Si vous voulez observer notre ami coloré, promenez-vous dans les forêts de conifères (épicéas et sapins) ou encore dans certaines forêts mixtes où il va avoir une préférence pour les chênes. Il est présent toute l’année dans le sud-ouest de l’Europe, en Europe méditerranéenne et dans le Maghreb, en été seulement en Europe centrale. En France, cet oiseau est sédentaire ; il est rejoint en hiver par des hivernants venant de l’Est qui migrent aussi vers la Méditerranée, sur les bords de la mer Noire ou en Afrique du Nord.

Observez les extrémités des branches car il peut chasser occasionnellement en vol ou plus souvent capture les animaux dissimulés sous les feuilles. Il se nourrit presque exclusivement d’ arthropodes : insectes (pucerons, notamment) et araignées.
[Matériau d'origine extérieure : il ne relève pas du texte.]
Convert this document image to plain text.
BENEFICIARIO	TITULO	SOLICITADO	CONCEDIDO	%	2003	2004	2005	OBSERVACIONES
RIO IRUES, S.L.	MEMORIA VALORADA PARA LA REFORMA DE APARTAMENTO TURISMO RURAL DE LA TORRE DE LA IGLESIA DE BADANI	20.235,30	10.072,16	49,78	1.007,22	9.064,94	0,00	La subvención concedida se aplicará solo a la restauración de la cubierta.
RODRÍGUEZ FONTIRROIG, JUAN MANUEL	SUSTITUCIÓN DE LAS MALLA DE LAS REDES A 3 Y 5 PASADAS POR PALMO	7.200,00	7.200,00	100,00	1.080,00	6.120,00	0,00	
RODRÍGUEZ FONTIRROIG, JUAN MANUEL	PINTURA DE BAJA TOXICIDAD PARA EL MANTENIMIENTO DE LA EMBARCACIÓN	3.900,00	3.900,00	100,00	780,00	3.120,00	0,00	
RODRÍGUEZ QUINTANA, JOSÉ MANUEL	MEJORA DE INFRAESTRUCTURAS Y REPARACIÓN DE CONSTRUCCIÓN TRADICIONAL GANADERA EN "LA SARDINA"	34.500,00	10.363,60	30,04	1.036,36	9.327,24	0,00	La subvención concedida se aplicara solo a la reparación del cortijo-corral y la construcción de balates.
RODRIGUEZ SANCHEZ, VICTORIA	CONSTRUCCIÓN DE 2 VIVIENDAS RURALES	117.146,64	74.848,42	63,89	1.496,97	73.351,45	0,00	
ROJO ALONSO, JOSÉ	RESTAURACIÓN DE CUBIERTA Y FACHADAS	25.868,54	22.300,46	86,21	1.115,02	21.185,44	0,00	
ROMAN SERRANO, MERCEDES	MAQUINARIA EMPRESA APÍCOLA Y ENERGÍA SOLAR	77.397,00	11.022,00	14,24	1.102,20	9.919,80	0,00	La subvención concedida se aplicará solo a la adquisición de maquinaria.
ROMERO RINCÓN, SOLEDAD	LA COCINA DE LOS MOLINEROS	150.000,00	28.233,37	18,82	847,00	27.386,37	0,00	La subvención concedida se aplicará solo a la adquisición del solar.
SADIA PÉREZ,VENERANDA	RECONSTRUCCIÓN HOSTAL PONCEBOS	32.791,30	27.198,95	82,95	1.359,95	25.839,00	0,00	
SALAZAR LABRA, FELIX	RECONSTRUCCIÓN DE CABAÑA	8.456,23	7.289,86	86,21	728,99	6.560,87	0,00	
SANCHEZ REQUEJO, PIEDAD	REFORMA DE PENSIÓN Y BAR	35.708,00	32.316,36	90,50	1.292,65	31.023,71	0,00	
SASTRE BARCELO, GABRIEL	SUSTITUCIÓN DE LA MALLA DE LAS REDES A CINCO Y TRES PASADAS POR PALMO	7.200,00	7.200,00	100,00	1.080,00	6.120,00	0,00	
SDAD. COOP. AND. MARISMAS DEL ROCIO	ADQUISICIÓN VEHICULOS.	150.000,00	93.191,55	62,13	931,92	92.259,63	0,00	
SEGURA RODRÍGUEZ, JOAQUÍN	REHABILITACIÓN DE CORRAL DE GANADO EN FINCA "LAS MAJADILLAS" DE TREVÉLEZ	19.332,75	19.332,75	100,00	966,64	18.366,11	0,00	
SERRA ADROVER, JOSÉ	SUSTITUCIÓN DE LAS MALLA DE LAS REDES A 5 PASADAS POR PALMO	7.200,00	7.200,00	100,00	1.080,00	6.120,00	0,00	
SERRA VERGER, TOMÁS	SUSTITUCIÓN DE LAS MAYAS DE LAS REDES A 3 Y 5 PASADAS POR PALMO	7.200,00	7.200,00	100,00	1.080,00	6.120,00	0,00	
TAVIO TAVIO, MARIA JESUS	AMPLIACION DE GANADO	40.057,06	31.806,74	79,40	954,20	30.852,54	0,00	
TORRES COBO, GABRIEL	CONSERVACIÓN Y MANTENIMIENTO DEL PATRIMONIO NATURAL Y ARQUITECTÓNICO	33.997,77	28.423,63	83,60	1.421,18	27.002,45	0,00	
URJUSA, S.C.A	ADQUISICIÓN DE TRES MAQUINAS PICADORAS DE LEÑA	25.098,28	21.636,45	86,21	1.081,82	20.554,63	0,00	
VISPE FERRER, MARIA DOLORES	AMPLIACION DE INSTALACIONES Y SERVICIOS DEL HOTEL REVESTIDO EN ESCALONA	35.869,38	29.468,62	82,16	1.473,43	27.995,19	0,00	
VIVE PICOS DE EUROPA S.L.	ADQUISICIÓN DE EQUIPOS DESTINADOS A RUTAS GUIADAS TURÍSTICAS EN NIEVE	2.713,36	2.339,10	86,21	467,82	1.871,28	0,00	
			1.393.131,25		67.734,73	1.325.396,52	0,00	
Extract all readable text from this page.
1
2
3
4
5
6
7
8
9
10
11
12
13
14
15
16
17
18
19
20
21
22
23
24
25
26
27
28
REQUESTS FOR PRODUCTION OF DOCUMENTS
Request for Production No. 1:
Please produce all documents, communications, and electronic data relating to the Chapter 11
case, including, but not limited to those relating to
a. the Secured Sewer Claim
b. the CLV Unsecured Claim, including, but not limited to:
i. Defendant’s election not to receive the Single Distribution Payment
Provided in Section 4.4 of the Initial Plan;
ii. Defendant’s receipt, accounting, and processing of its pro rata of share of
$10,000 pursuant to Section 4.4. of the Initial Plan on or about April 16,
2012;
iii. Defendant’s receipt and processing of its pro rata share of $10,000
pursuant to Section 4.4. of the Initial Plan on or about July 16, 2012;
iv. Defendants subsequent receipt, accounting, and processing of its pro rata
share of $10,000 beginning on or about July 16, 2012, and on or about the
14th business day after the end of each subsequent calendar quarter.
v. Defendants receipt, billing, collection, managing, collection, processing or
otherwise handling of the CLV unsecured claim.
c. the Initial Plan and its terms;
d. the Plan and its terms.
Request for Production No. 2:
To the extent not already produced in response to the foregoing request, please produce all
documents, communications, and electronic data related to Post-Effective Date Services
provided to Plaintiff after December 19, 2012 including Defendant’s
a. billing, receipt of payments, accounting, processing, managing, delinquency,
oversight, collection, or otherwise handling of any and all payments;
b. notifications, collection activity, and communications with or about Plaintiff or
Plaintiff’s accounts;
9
La saison de reproduction a lieu entre avril et août. Au moment des parades nuptiales, la crête brillamment colorée joue un rôle important de séduction. Une fois le couple formé, la femelle se charge de la construction du nid sphérique incroyablement grand, aux parois épaisses, s’ouvrant par un orifice au sommet : ce nid est essentiellement composé de mousses et de peluches végétales, tapissé de crins, de toiles d’araignées et de plumes. Il est généralement suspendu à une branche de conifère, non loin de l’extrémité, parfois dans un lierre touffu.

Cette espèce produit une à deux couvées par an, de 7 à 9 œufs fauve rosâtre qui nécessitent environ deux semaines d’incubation. Les oisillons quittent le nid au bout de 19 à 24 jours et gardent leur plumage juvénile pendant 3 mois.